Ethical Materialities in Art and Moving Images
Bloomsbury Visual Arts, London, New York, 2025
304 pp., ill, b/w. Trade, $103
ISBN 978-1-3504-2714-3.
"Humans don't change at all. The best they can do is live according to their code." So says Dolores the android to her 'mindmate'. She continues, humans cannot make autonomous choices because they are predetermined in their ethics by their materialities. they are not mind independent".
Emerging from the HBO series Westworld, Dolores became a figurehead for Silke Panse, the editor of this stimulating volume, that follows a transdisciplinary symposium in 2016 covering art, the moving image and ethics; the ten contributors are all experts, converging on Dolores' Cartesian assertions; the editor brings the reader up to speed with a survey of the precursors to ethical philosophy; Spinoza, Kant et al. And others, more recently, Bergson and Deleuze, and quoting a James Joyce-like aphorism from Karen Barad, a materialist human physicist, who suggests: "the ethical is embodied in the very worlding of the world".
The infrastructure of the knowledge industries, from Media to universities is grounding for the relevant power relations as applied in our era of the Anthropocene; discussing Spinoza's affective ethics, 'the more we understand things, the more power we have to affect them.' The consequences of which are explored in the subsequent chapters, from the ecological to the human and the 'more-than-human entities.' Deleuze and Guattari's 'passive synthesis' creating an awareness about the outside of the self, is extemporised in poetic terms, involving the image of a buried camera, by Lyvov. The constraint of thought to polarities, is evoked in Tarkovsky's 'thinking seas' in the film Solaris. Breaking free is exemplified by the artist Gonzalez-Torres' politics of labor and care performance installations, described by the curator, Nicholas Bourriaud as a system of intensive encounters (later the basis of his defining Relational Aesthetics publications. Torres was going public in the US, during the AIDS epidemic of the 1990s. His practice, like a virus, permeating every part of the institutional entity and its systems, documentation of every stage being part of the whole work.
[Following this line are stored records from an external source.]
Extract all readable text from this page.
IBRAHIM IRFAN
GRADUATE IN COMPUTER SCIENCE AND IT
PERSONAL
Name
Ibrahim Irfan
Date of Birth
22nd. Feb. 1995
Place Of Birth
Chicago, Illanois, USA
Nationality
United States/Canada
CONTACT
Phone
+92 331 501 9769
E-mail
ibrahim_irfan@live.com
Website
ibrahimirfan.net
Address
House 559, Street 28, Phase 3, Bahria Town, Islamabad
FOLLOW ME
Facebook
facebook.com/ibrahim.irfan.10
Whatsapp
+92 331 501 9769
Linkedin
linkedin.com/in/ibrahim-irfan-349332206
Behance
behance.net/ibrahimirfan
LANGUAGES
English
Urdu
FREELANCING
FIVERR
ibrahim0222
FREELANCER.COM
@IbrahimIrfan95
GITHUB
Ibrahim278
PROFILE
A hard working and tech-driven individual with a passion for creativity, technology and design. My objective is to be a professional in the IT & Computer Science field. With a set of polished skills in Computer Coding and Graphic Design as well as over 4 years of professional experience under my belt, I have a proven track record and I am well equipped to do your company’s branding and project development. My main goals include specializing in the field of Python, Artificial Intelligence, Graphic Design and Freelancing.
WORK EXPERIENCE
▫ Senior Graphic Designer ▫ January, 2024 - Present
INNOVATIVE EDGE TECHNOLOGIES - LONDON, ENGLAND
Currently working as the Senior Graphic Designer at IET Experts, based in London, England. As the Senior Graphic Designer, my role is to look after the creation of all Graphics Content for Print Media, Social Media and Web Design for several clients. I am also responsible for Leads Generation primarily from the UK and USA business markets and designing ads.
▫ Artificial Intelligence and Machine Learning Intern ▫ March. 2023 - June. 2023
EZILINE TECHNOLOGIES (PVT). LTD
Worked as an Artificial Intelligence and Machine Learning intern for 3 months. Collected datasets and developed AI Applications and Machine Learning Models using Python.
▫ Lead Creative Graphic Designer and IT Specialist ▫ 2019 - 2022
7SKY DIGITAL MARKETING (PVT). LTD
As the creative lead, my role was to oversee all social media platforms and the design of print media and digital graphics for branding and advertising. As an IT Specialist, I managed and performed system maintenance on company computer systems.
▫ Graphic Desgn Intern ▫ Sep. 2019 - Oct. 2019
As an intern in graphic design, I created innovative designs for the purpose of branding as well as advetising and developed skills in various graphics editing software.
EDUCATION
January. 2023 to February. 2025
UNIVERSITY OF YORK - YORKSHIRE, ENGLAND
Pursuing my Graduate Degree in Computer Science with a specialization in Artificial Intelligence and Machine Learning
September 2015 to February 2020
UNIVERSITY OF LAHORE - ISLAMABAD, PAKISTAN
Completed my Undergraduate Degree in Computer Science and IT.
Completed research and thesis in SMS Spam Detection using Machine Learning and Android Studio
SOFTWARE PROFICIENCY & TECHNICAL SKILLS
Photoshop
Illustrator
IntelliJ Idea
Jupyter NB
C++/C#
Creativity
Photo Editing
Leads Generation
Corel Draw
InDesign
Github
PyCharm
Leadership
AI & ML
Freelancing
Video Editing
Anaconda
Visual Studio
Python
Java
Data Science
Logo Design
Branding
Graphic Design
An artwork made as a collaboration between human and other-than-human is exemplified by Macdonald in her 'feral practice,' with ants as non-human participants. 'By extending art experiences to where ant-ic and human-ish meet, extended modes of human subjectivity and curious artistic forms are produced wrapped into and emergent with the ant-ic.' This ecosophy proposes that subjectivities are distinct and local, not coherent or homogenous and living in symbiosis with billions of nonhuman bodies….
Readers are brought back to the ground by the Periodic Table, a map of the world's most basic building blocks, the elements. C.P. Snow said of the Table, "It's as though one were standing in a jungle and it suddenly transformed itself into a (rectangular) Dutch garden." The natural world of minerals having been sliced and diced, accelerated the rate at which humans continued their ascent/descent to the Anthropocene. this term emerged in the early 20th century; at about the same time critiques of forms of representation in creative mediums of every kind were being discussed. The materiality of abstractionism, then as now, intending to focus affect on the viewer, the phenomena of the encounter. Back in the mine, by isolating the Lanthanide Series, the fifteen rare earth elements, allowed entry into the "circles of hell", Described in Erin Espelie's film, in which the Series are placed as central to recording the present and replaying the past within the digital realm, even the lenses are built with lanthanum and polished with cerium, lanthanide is for the memory components. The demand for these elements we hear about each day, as international moguls jockey for the self-given right to plunder the ground on which human and other-than human have established their existence.
The latter chapters, including an 'antidote', summarise the artists working ethically with materials, with other humans and other than humans, most notably the hair-raising filmic reimagined, wild-minded, tale of Ming of Harlem, a fullgrown tiger, sharing a 5th floor New York apartment with Al, the alligator and human Antoine Yates, ventilating the issues of territoriality, corporality, conflict and ineffable communication with the term, symbiotic symmetry. As it turned out, the ethics of a New York judge, led to a prison sentence, not for the film but for the ethically careless introduction of other humans to the other-than-humans scenario.
The chapters generously cover established and developing theory and practice of the massive responsibilities creative practitioners have in making work in the context of our shared contemporary predicaments. Each chapter is supported by copious notes and an Index and a selected Bibliography enabling deeper research into this important area of consciousness studies in the visual arts, with the practical application of ethics to creativeness and the placing of artworks into the public domain.